Reputation: 21
I am trying to define a function that resumes download if the connection is broken. However, the following does not work as expected. In line 8, I have to manually deduce one chunk-size in order for it to work, otherwise, the final file will be missing exactly one chunk-size for each time I resume it.
if os.path.exists(fileName):
header = requests.head(url)
fileLength = int(header.headers['Content-Length'])

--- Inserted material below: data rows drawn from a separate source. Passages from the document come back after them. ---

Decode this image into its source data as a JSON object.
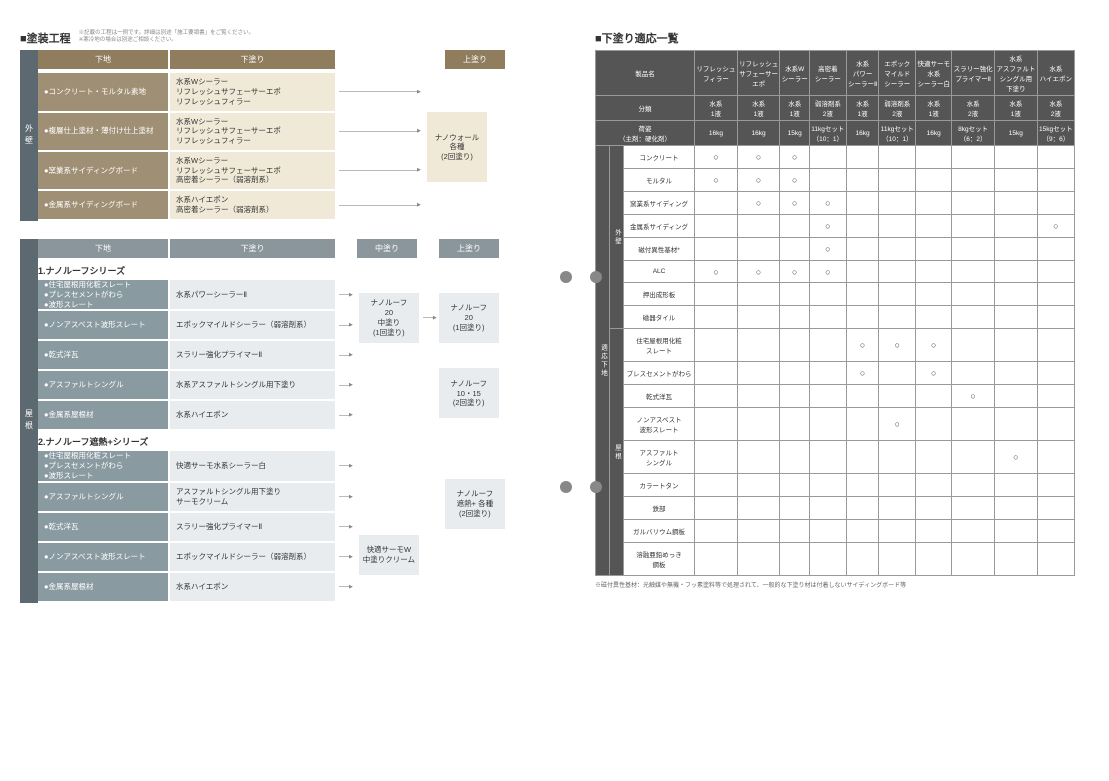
{
  "leftTitle": "■塗装工程",
  "leftSubtitle": "※記載の工程は一例です。詳細は別途「施工要領書」をご覧ください。\n※寒冷地の場合は別途ご相談ください。",
  "rightTitle": "■下塗り適応一覧",
  "colors": {
    "headBrown": "#8f7d5e",
    "headGray": "#8b969c",
    "vtab": "#5d6970",
    "substrateBrown": "#9f8f74",
    "substrateGray": "#8a9aa1",
    "primerCream": "#f0e9d8",
    "primerPale": "#e8ecee",
    "tableHead": "#555555",
    "dot": "#888888"
  },
  "headers": {
    "substrate": "下地",
    "primer": "下塗り",
    "mid": "中塗り",
    "top": "上塗り"
  },
  "vtabs": {
    "wall": "外壁",
    "roof": "屋根"
  },
  "wallFlow": {
    "rows": [
      {
        "substrate": [
          "●コンクリート・モルタル素地"
        ],
        "primer": [
          "水系Wシーラー",
          "リフレッシュサフェーサーエポ",
          "リフレッシュフィラー"
        ]
      },
      {
        "substrate": [
          "●複層仕上塗材・薄付け仕上塗材"
        ],
        "primer": [
          "水系Wシーラー",
          "リフレッシュサフェーサーエポ",
          "リフレッシュフィラー"
        ]
      },
      {
        "substrate": [
          "●窯業系サイディングボード"
        ],
        "primer": [
          "水系Wシーラー",
          "リフレッシュサフェーサーエポ",
          "高密着シーラー（弱溶剤系）"
        ]
      },
      {
        "substrate": [
          "●金属系サイディングボード"
        ],
        "primer": [
          "水系ハイエポン",
          "高密着シーラー（弱溶剤系）"
        ]
      }
    ],
    "top": [
      "ナノウォール",
      "各種",
      "(2回塗り)"
    ]
  },
  "roofSeries1": {
    "title": "1.ナノルーフシリーズ",
    "rows": [
      {
        "substrate": [
          "●住宅屋根用化粧スレート",
          "●プレスセメントがわら",
          "●波形スレート"
        ],
        "primer": [
          "水系パワーシーラーⅡ"
        ]
      },
      {
        "substrate": [
          "●ノンアスベスト波形スレート"
        ],
        "primer": [
          "エポックマイルドシーラー（弱溶剤系）"
        ]
      },
      {
        "substrate": [
          "●乾式洋瓦"
        ],
        "primer": [
          "スラリー強化プライマーⅡ"
        ]
      },
      {
        "substrate": [
          "●アスファルトシングル"
        ],
        "primer": [
          "水系アスファルトシングル用下塗り"
        ]
      },
      {
        "substrate": [
          "●金属系屋根材"
        ],
        "primer": [
          "水系ハイエポン"
        ]
      }
    ],
    "mid": [
      "ナノルーフ",
      "20",
      "中塗り",
      "(1回塗り)"
    ],
    "top1": [
      "ナノルーフ",
      "20",
      "(1回塗り)"
    ],
    "top2": [
      "ナノルーフ",
      "10・15",
      "(2回塗り)"
    ]
  },
  "roofSeries2": {
    "title": "2.ナノルーフ遮熱+シリーズ",
    "rows": [
      {
        "substrate": [
          "●住宅屋根用化粧スレート",
          "●プレスセメントがわら",
          "●波形スレート"
        ],
        "primer": [
          "快適サーモ水系シーラー白"
        ]
      },
      {
        "substrate": [
          "●アスファルトシングル"
        ],
        "primer": [
          "アスファルトシングル用下塗り",
          "サーモクリーム"
        ]
      },
      {
        "substrate": [
          "●乾式洋瓦"
        ],
        "primer": [
          "スラリー強化プライマーⅡ"
        ]
      },
      {
        "substrate": [
          "●ノンアスベスト波形スレート"
        ],
        "primer": [
          "エポックマイルドシーラー（弱溶剤系）"
        ]
      },
      {
        "substrate": [
          "●金属系屋根材"
        ],
        "primer": [
          "水系ハイエポン"
        ]
      }
    ],
    "mid": [
      "快適サーモW",
      "中塗りクリーム"
    ],
    "top": [
      "ナノルーフ",
      "遮熱+ 各種",
      "(2回塗り)"
    ]
  },
  "compat": {
    "head1": [
      "製品名",
      "リフレッシュ\nフィラー",
      "リフレッシュ\nサフェーサー\nエポ",
      "水系W\nシーラー",
      "高密着\nシーラー",
      "水系\nパワー\nシーラーⅡ",
      "エポック\nマイルド\nシーラー",
      "快適サーモ\n水系\nシーラー白",
      "スラリー強化\nプライマーⅡ",
      "水系\nアスファルト\nシングル用\n下塗り",
      "水系\nハイエポン"
    ],
    "head2": [
      "分類",
      "水系\n1液",
      "水系\n1液",
      "水系\n1液",
      "弱溶剤系\n2液",
      "水系\n1液",
      "弱溶剤系\n2液",
      "水系\n1液",
      "水系\n2液",
      "水系\n1液",
      "水系\n2液"
    ],
    "head3": [
      "荷姿\n（主剤：硬化剤）",
      "16kg",
      "16kg",
      "15kg",
      "11kgセット\n（10：1）",
      "16kg",
      "11kgセット\n（10：1）",
      "16kg",
      "8kgセット\n（6：2）",
      "15kg",
      "15kgセット\n（9：6）"
    ],
    "sideLabel": "適応下地",
    "groups": [
      {
        "label": "外壁",
        "rows": [
          {
            "name": "コンクリート",
            "marks": [
              "○",
              "○",
              "○",
              "",
              "",
              "",
              "",
              "",
              "",
              ""
            ]
          },
          {
            "name": "モルタル",
            "marks": [
              "○",
              "○",
              "○",
              "",
              "",
              "",
              "",
              "",
              "",
              ""
            ]
          },
          {
            "name": "窯業系サイディング",
            "marks": [
              "",
              "○",
              "○",
              "○",
              "",
              "",
              "",
              "",
              "",
              ""
            ]
          },
          {
            "name": "金属系サイディング",
            "marks": [
              "",
              "",
              "",
              "○",
              "",
              "",
              "",
              "",
              "",
              "○"
            ]
          },
          {
            "name": "磁付異性基材*",
            "marks": [
              "",
              "",
              "",
              "○",
              "",
              "",
              "",
              "",
              "",
              ""
            ]
          },
          {
            "name": "ALC",
            "marks": [
              "○",
              "○",
              "○",
              "○",
              "",
              "",
              "",
              "",
              "",
              ""
            ]
          },
          {
            "name": "押出成形板",
            "marks": [
              "",
              "",
              "",
              "",
              "",
              "",
              "",
              "",
              "",
              ""
            ]
          },
          {
            "name": "磁器タイル",
            "marks": [
              "",
              "",
              "",
              "",
              "",
              "",
              "",
              "",
              "",
              ""
            ]
          }
        ]
      },
      {
        "label": "屋根",
        "rows": [
          {
            "name": "住宅屋根用化粧\nスレート",
            "marks": [
              "",
              "",
              "",
              "",
              "○",
              "○",
              "○",
              "",
              "",
              ""
            ]
          },
          {
            "name": "プレスセメントがわら",
            "marks": [
              "",
              "",
              "",
              "",
              "○",
              "",
              "○",
              "",
              "",
              ""
            ]
          },
          {
            "name": "乾式洋瓦",
            "marks": [
              "",
              "",
              "",
              "",
              "",
              "",
              "",
              "○",
              "",
              ""
            ]
          },
          {
            "name": "ノンアスベスト\n波形スレート",
            "marks": [
              "",
              "",
              "",
              "",
              "",
              "○",
              "",
              "",
              "",
              ""
            ]
          },
          {
            "name": "アスファルト\nシングル",
            "marks": [
              "",
              "",
              "",
              "",
              "",
              "",
              "",
              "",
              "○",
              ""
            ]
          },
          {
            "name": "カラートタン",
            "marks": [
              "",
              "",
              "",
              "",
              "",
              "",
              "",
              "",
              "",
              ""
            ]
          },
          {
            "name": "鉄部",
            "marks": [
              "",
              "",
              "",
              "",
              "",
              "",
              "",
              "",
              "",
              ""
            ]
          },
          {
            "name": "ガルバリウム鋼板",
            "marks": [
              "",
              "",
              "",
              "",
              "",
              "",
              "",
              "",
              "",
              ""
            ]
          },
          {
            "name": "溶融亜鉛めっき\n鋼板",
            "marks": [
              "",
              "",
              "",
              "",
              "",
              "",
              "",
              "",
              "",
              ""
            ]
          }
        ]
      }
    ],
    "footnote": "※磁付異性基材：光触媒や無機・フッ素塗料等で処理されて、一般的な下塗り材は付着しないサイディングボード等"
  }
}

if fileLength == os.path.getsize(fileName):
return True
else:
with open(fileName, 'ab') as f:
position = f.tell()-1024
pos_header = {}
print(position)
pos_header['Range'] = f'bytes={position}-'
with requests.get(url, headers = pos_header, stream = True) as r:
with open(fileName, 'ab') as f:
#some validation should be here
for chunk in r.iter_content(chunk_size=1024):
if chunk:
f.write(r.content)
f.flush()
print(os.path.getsize(fileName))
else:
with requests.get(url, allow_redirects=True, stream = True) as r:
with open(fileName, 'wb') as f:
iter = 0
for chunk in r.iter_content(chunk_size = 1024):
if chunk:
f.write(chunk)
f.flush()
iter += 1
if iter > 2000:
break
Interestingly, the part missing is the in-between two parts of the downloads. Is there a more elegant way of resolving this than what I did?
Upvotes: 2
Views: 499
Reputation: 12503
You have a bug in the code that downloads the 'rest' of the file if it's the second attempt. The bug is in the following line:
f.write(r.content)
It should be
f.write(chunk)
Basically, you're iterating over chunks but writing the entire content, and that messes things up.
Upvotes: 1